Stor reflected for a moment. “But, none of my hatchlings have ever survived.” Her mandibles fell; her eyestalks receded, and she crumpled into the posture of desolation.

“You poor dear,” cried Itwas, who scuttled from her net lounge to Stor’s side and stroked her carapace ridge. “But look into the nesting pool now. See your hatchlings and be proud.”

Stor leaned over and gazed into the pool, her mandibles beginning to twitch in ecstasy. Dozens of small creatures paddled about with their flipper-like arms. The water was so full of nutrients that it had turned color. Her children had only to swim with their mouths open to find food. Since their hatching, they had already tripled in size.

“Yes, at last my clutch is safe. I can hardly wait until they are big enough to out swim the cursed snarks. I’ll take each one to a different slip on the bay.”

“A wise decision,”

“It is but the strategy you, yourself have used, and your hatchlings have prospered to dominate the entire bay. You’ll soon be ready to colonize the Daggro Sea.”
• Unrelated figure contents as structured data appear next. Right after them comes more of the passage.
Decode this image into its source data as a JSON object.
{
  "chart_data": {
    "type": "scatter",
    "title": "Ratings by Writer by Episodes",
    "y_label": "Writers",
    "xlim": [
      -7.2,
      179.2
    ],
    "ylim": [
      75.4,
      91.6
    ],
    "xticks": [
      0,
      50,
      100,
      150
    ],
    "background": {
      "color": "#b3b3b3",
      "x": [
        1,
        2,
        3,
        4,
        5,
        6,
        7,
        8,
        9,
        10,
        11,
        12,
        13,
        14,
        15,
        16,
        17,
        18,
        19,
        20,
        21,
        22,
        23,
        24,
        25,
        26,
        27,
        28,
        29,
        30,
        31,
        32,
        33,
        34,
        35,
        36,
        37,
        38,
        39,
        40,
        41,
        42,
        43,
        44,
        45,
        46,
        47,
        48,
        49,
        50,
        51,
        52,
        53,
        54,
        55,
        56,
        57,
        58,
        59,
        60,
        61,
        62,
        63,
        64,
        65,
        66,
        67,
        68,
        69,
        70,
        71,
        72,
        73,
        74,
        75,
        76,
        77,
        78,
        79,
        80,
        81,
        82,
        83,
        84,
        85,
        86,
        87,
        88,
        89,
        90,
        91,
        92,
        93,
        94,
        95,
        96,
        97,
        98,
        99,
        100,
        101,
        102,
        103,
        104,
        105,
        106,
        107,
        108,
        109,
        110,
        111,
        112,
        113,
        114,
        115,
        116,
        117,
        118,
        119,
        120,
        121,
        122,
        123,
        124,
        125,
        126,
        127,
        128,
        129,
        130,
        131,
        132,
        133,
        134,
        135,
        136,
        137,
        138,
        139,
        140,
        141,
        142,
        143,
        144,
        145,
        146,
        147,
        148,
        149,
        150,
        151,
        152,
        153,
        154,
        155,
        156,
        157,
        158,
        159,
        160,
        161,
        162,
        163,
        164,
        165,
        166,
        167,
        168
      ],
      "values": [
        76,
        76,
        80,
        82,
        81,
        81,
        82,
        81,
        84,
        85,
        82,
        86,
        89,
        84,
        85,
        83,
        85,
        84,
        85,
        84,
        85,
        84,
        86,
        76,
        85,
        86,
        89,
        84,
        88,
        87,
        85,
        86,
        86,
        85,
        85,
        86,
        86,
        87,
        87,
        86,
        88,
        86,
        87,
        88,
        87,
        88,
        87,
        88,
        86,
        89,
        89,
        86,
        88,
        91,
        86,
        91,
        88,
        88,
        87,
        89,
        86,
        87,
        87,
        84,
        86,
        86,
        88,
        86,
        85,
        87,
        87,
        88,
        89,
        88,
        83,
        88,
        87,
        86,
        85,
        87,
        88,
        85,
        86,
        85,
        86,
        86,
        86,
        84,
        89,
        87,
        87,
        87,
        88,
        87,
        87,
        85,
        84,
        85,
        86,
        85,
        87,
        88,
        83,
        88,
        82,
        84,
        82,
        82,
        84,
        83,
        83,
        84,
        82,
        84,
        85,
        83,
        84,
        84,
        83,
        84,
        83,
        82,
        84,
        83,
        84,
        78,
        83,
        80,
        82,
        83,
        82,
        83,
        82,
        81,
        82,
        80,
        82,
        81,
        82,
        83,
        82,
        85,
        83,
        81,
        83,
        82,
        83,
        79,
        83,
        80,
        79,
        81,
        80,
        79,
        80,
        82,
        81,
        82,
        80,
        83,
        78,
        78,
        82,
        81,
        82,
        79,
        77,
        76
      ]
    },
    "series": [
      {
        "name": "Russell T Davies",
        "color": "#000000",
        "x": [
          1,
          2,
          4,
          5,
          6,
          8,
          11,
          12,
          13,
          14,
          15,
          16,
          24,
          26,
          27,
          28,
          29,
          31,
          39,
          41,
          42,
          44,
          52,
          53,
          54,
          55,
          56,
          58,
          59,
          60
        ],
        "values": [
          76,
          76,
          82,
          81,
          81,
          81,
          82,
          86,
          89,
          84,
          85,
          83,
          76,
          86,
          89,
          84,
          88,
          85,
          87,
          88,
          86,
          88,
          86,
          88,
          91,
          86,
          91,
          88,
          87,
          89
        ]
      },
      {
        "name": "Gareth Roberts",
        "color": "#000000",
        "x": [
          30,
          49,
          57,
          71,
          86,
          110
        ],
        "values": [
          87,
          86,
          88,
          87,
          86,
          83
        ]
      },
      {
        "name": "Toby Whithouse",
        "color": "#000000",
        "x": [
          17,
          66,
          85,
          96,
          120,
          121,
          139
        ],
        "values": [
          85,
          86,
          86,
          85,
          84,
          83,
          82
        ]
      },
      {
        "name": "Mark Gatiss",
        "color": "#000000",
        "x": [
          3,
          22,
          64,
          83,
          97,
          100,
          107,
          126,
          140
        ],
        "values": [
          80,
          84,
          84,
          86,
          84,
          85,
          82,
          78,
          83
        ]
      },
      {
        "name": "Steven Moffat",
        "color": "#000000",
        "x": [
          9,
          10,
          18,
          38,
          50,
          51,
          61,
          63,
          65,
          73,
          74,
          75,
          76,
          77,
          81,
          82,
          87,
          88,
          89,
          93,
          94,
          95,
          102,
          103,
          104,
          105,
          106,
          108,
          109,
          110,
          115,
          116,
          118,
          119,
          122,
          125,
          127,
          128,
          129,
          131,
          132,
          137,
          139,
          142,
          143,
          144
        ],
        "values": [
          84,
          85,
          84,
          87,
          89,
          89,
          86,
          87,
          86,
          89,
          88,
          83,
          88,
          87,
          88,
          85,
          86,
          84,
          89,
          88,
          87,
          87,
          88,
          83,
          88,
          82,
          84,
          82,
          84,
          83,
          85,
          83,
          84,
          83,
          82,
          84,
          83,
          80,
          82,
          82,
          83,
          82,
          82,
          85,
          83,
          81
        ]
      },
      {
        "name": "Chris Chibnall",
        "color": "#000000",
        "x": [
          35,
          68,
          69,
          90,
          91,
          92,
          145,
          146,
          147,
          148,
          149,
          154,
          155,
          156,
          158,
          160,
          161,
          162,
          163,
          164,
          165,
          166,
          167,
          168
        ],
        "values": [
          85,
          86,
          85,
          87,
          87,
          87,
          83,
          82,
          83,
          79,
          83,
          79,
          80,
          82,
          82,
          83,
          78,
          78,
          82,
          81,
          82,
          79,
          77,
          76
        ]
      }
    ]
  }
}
“I am grateful for my modest successes”, said Itwas. “But those small triumphs were good for us all. And now, this year we will glory in your success, too.”

“You are so kind hearted, Itwas.”

“Not at all, my friend, but wait, I’ll go and take another slab from Seven. Perhaps your hatchlings could eat some if we pinch the meat into itsy bitsy pieces.”

“Oh, that would be lovely.”

Itwas retreated from the pool into her elaborate barnacle house. Pulling the door closed behind her, she silently threw the bolt, locking the iron door securely from the inside. Clattering with all six legs he climbed the spiral ramp from the living room to the small observatory above, carved from solid rock. She looked down through a seeing crack onto the pool and saw Stor on her reclining net, basking in the sun, her eye stalks laid back in repose. Next to her, the pool fairly frothed with the animated swimming of her hatchlings.

Without taking her eyes off Stor, Itwas grasped the lever next to her and pulled. On the side of the pool nearest the ocean, beneath the water line, doors slid back to reveal the clear, bright waters of the open sea. Itwas’ mandibles spread wide in appreciation as the dark shadows of snarks rushed into the pool.